We are encountering some difficulty reproducing the reported performance for multi-label training, particularly when jointly training vascular structures and tumors. Despite following the published setup, we are not reproducing the same segmentation quality for certain labels, and we wanted to reach out for clarification and guidance.
In particular, we had a few questions:
- Label-wise performance
Would you be able to share the approximate Dice scores you obtain for:
o Hepatic vein
o Portal vein
o Liver Tumor (as is and if included in the same multi-label training setup)
Even approximate ranges would be very helpful for benchmarking. - Multi-label training strategy
When training on multiple labels simultaneously:
o Are all labels trained in a single nnU-Net run with equal treatment?
o Do you apply any label-specific weighting, sampling, or post-processing (e.g., small-object filtering, connected components)?

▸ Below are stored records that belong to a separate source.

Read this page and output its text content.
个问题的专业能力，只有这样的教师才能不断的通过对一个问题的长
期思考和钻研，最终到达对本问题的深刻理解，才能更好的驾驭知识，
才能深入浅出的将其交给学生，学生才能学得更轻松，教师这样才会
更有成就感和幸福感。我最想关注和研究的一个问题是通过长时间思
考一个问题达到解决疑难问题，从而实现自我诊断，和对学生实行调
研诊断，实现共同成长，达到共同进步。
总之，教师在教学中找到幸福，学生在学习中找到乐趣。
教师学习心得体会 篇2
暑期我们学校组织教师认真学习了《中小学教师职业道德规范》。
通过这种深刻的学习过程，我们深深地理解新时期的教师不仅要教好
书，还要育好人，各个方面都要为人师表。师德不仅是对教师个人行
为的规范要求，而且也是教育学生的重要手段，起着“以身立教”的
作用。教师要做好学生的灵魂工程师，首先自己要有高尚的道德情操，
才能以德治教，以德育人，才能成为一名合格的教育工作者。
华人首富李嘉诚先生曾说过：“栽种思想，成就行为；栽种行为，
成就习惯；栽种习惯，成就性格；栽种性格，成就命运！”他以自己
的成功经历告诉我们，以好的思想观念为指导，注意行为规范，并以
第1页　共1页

o Are vascular labels (hepatic vs portal vein) ever trained separately or hierarchically? - Reproducibility / training script
Would it be possible to share (or point us to) a script or command sequence that recreates your training on the TotalSegmentator data using your reported parameters (e.g., nnU-Net version, configuration, preprocessing, folds, loss, and label mapping)?
We want to ensure that our setup truly matches yours before drawing conclusions.
For context and comparison, our group develops and evaluates segmentation models using MIST (Medical Imaging Segmentation Toolkit), which supports multi-label and multi-task training pipelines:
https://github.com/mist-medical/MIST
We are currently comparing MIST-based models against nnU-Net/TotalSegmentator-style training under matched data and label conditions, and your guidance would be extremely valuable in ensuring that our comparison is fair and reproducible.
Thank you very much for your time and for making your work publicly available. We greatly appreciate any insight you can share, and we would be happy to provide additional details about our setup if helpful.